To Laugh Until I Cry. To Live Until I Die.

In the crook of early January, three weeks since seeing my students, on a cold wintry Saturday morning I shlep across town to make lesson plans with three other colleagues.

Later I will heat water for hot tea and curl in my recliner with a book, wishing I could write a novel as lyrically beautiful as Caramelo as my children wander in and out of rooms, in and out of our house and the neighbor’s, in and out of wanting to be near their dear old mom.

This after two attempts to jumpstart the old Hyundai whose lights I left on in our trek to the grandparents’ house last night.

This after listening to dating tales and math updates and wondering what it would really be like to be a single woman in modern America.

This after coloring intricate books with the girls in the brief time between our latest tech argument and the neighbor’s reemergence.

So is our Saturday, chicken defrosting in the sink, chores done and Echo playing my Pandora playlist to suit the color of my mood.

No dog to walk, no true purpose to the day other than making plans for a class no one really wants to teach.

What sits in the back of my mind is how easily I want to be able to relax. To have a deep and thought-provoking conversation that is justifiably, blood-burningly exciting. To laugh until I cry. To live until I die.
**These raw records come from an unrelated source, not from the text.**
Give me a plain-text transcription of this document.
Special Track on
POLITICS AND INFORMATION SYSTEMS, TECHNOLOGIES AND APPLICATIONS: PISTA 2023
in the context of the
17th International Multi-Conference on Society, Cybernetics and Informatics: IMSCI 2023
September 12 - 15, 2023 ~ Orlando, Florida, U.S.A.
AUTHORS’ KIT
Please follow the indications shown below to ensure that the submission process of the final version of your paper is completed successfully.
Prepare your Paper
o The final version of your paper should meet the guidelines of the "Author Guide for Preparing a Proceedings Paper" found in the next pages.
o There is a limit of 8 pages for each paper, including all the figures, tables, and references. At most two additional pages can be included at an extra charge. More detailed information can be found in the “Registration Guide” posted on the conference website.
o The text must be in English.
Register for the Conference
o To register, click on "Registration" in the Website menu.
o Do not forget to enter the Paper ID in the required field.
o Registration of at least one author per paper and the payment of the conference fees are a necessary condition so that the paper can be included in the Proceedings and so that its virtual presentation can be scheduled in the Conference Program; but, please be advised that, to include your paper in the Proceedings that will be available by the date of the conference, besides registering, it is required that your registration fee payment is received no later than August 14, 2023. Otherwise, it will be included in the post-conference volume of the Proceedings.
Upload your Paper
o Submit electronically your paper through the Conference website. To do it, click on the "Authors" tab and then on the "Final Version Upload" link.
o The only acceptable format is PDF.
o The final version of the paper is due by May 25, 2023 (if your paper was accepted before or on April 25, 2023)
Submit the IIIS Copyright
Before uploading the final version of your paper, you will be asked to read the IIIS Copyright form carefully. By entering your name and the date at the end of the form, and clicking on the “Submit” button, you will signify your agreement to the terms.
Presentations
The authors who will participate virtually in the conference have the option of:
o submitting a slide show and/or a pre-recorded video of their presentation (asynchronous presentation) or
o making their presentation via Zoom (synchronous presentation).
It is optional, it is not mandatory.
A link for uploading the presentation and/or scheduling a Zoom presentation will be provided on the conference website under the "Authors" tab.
To take these lonely household moments and flip them over or back or somewhere else, when my children were small and my Chihuahua never left the warmth of my leg, when my marriage was young and everything we thought and did was about each other, not some game or book or phone or faraway friend.

In the crook of early January, holidays left out on the curb waiting for a second chance at life (mulch me till I can be reborn!), the cold of winter settles into my bones. The winter of this year, of my children’s childhood, of my marriage, nineteen years in the making.

Even with the beauty of the flakes that fall, their demise lies in slushy streets and icy black pavement, ready to trick any masterful driver, so used to winter but not its ugly, dry-grassed truth that lies beneath the surface.

In the crook of early January, I wait for the sun to rise high in the sky. For the snow to melt. For the tree to be taken. For the hollowness that hides inside this nook to break open in me a new way of looking at the world. For the bend of this season to straighten out into a road I can see, wide and clear and as questionless as a summer’s day.

But in the crook of January, there are no summer days. There are only questions.